Do you ever feel like so tired that your brain doesn't seem to function anymore? Do you ever feel like you are so busy, and balancing so much at once, that one more "thing" might just put you into a full-blown sob-fest? That, my friend, is when you're experiencing the phrase, the "straw that broke the camel's back." It is a popular thing to be over scheduled and overenrolled. And being busy can bring comfort and meaning to life. I for one, have always had busy afternoons and evenings after long days at school. However, that's not to say that we should strictly follow the "The more, the merrier" phrase as a life motto. But where is the balance?
Everywhere you turn, there are families and children running from activity to activity, and complaining of lack of sleep. Participating in many groups, organizations, and activities can make a life fulfilling; I would argue any day of the week that all of my involvements over the years have shaped me into who I am, and have given me some of the best experiences of my life. But, I am also someone who has trouble saying, "No" (though I'm getting better at it). I want to do it all, and sometimes, it's simply too much.
If you find yourself waking up exhausted and spending your limited energy prying your eyes open, like I have done so many mornings, you may want to rethink your schedule.

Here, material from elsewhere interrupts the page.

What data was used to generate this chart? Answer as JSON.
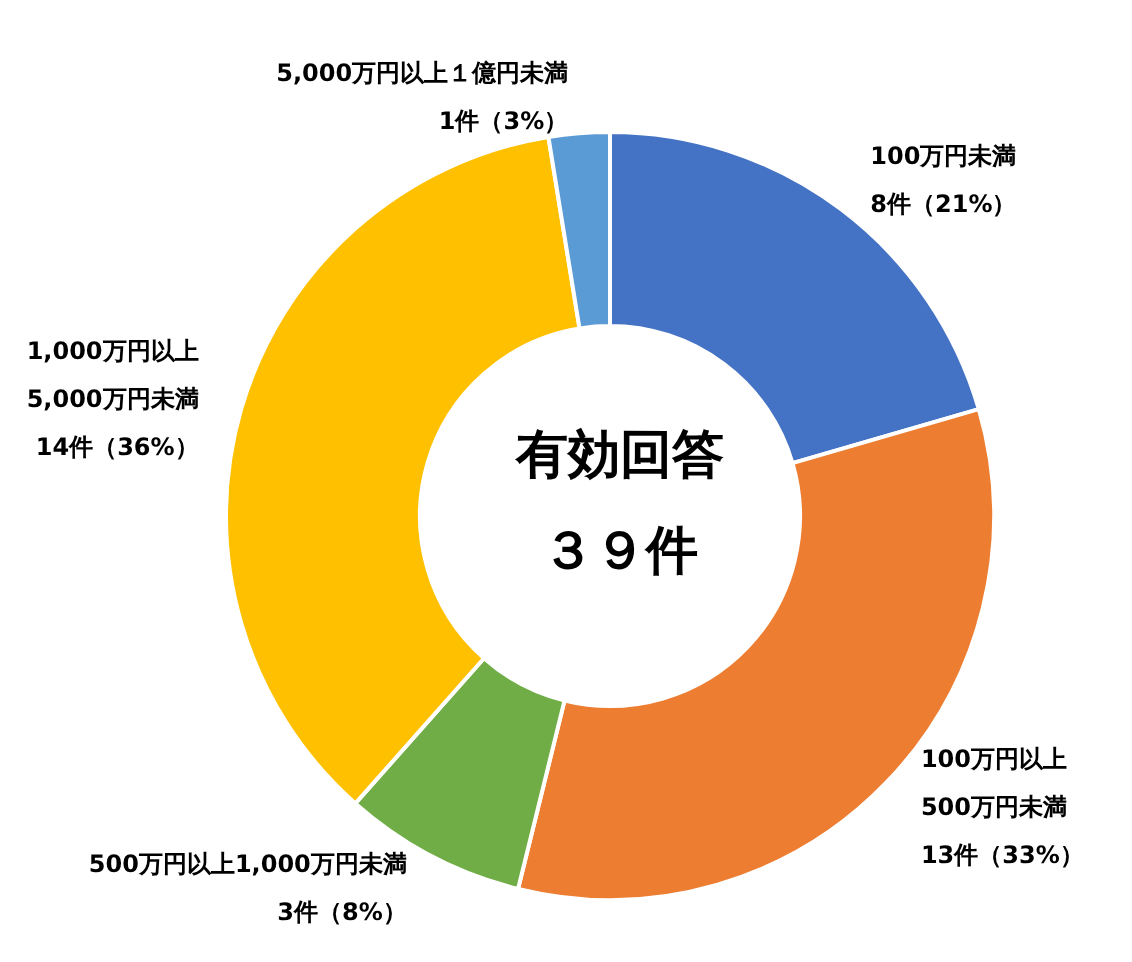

While I am mildly annoyed that my body requires so much sleep to feel rested and to function at its highest capacity, I admit, and believe, that it is important. If participating in more activities is getting in the way of your ability to rest, it is likely that you're not performing to your highest potential; and that just seems like a sad waste. (Check back later to read about my feelings on exploiting and exploring potential).
Rather than stretching yourself too thin, it is better to participate in a handful of activities that are most meaningful to you, and out of which you derive the most joy. "Take out the trash" as Dr. Jarrod Spencer (Mind of the Athlete) said, when he lectured at Hamilton one night this past spring. This is an idea has stuck with me ever since his visit. It means, essentially, get rid of the extras. Clear out what isn't important to you. Then, you can spend your time and energy working to be the best you can be at the those things that mean the most to you. Not only will your mind be clearer and less stressed about everything else you have to do when you're doing one task, but you will be able to complete that task to a higher capacity and at a higher quality. The extra time gained from shaving off less important tasks here and there, can be reallocated to your most meaningful projects and to sleep to recover from all of the activity. It may feel odd that while you "got rid of" some activities, you do not have more free time. But, quantity of time available is not always the most important thing; quantity of time, how you use it, and what you create with it are arguably, even more important.
It's easier said than done, but try: ook at your life and determine what is "extra," and start living more rested, richer, fuller lives.